Materials and methods
The sample consisted of women who delivered in a maternal and child centre in Mexico City during the spring of 1984. The centre was established to provide health services for poor pregnant women who were not covered by any social security plan, and their infants. A total of 162 women participated in the study.
Data were obtained through a questionnaire administered to each woman after her infant was born in the centre. After delivery, the mothers' height, arm circumference, head circumference, and skinfolds were measured by a nutrition student trained by the principal investigator to use standard procedures. Pre-pregnancy weight and dietary information was collected by maternal recall. A locally developed food frequency questionnaire was used to explore dietary adequacy by identifying positive dietary changes during pregnancy; if the mother complemented her diet by consuming extra foods from any of the basic four food groups, it was coded as a positive dietary change.

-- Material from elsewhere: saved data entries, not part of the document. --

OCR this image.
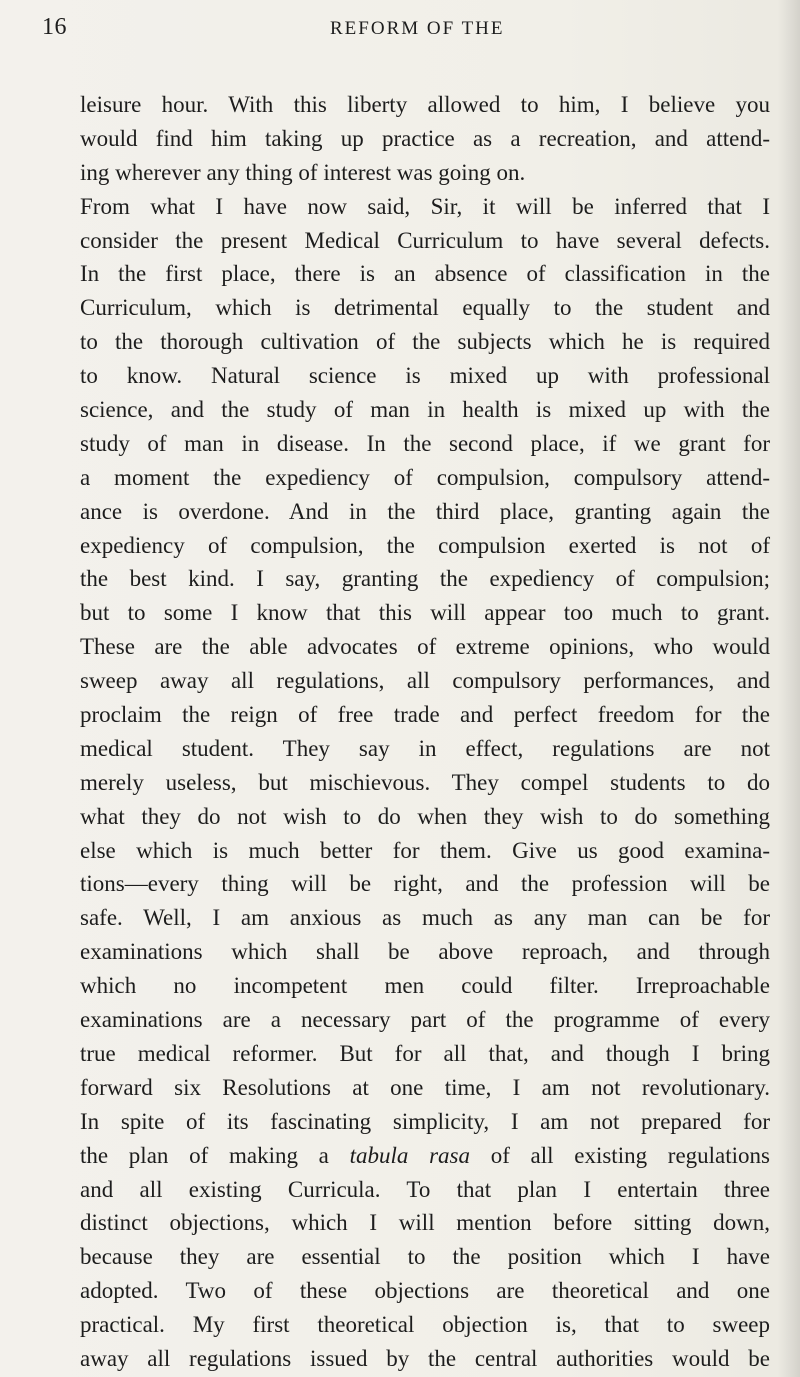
16	REFORM OF THE
leisure hour. With this liberty allowed to him, I believe you
would find him taking up practice as a recreation, and attend-
ing wherever any thing of interest was going on.
From what I have now said, Sir, it will be inferred that I
consider the present Medical Curriculum to have several defects.
In the first place, there is an absence of classification in the
Curriculum, which is detrimental equally to the student and
to the thorough cultivation of the subjects which he is required
to know. Natural science is mixed up with professional
science, and the study of man in health is mixed up with the
study of man in disease. In the second place, if we grant for
a moment the expediency of compulsion, compulsory attend-
ance is overdone. And in the third place, granting again the
expediency of compulsion, the compulsion exerted is not of
the best kind. I say, granting the expediency of compulsion;
but to some I know that this will appear too much to grant.
These are the able advocates of extreme opinions, who would
sweep away all regulations, all compulsory performances, and
proclaim the reign of free trade and perfect freedom for the
medical student. They say in effect, regulations are not
merely useless, but mischievous. They compel students to do
what they do not wish to do when they wish to do something
else which is much better for them. Give us good examina-
tions—every thing will be right, and the profession will be
safe. Well, I am anxious as much as any man can be for
examinations which shall be above reproach, and through
which no incompetent men could filter. Irreproachable
examinations are a necessary part of the programme of every
true medical reformer. But for all that, and though I bring
forward six Resolutions at one time, I am not revolutionary.
In spite of its fascinating simplicity, I am not prepared for
the plan of making a tabula rasa of all existing regulations
and all existing Curricula. To that plan I entertain three
distinct objections, which I will mention before sitting down,
because they are essential to the position which I have
adopted. Two of these objections are theoretical and one
practical. My first theoretical objection is, that to sweep
away all regulations issued by the central authorities would be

Shortly after delivery, birth weights were determined by registered nurses using infant weighing scales that were checked and calibrated periodically. Each infant's weight was recorded to the nearest 10 g. Gestational age was calculated from the mothers' menstrual histories by the attending physicians. Computed gestational age was expressed in completed weeks on the basis of the last normal menses and the date of delivery. Unfortunately. information as to the reliability of the gestational age calculation was not available. The variables collected and their codings are shown in table 1.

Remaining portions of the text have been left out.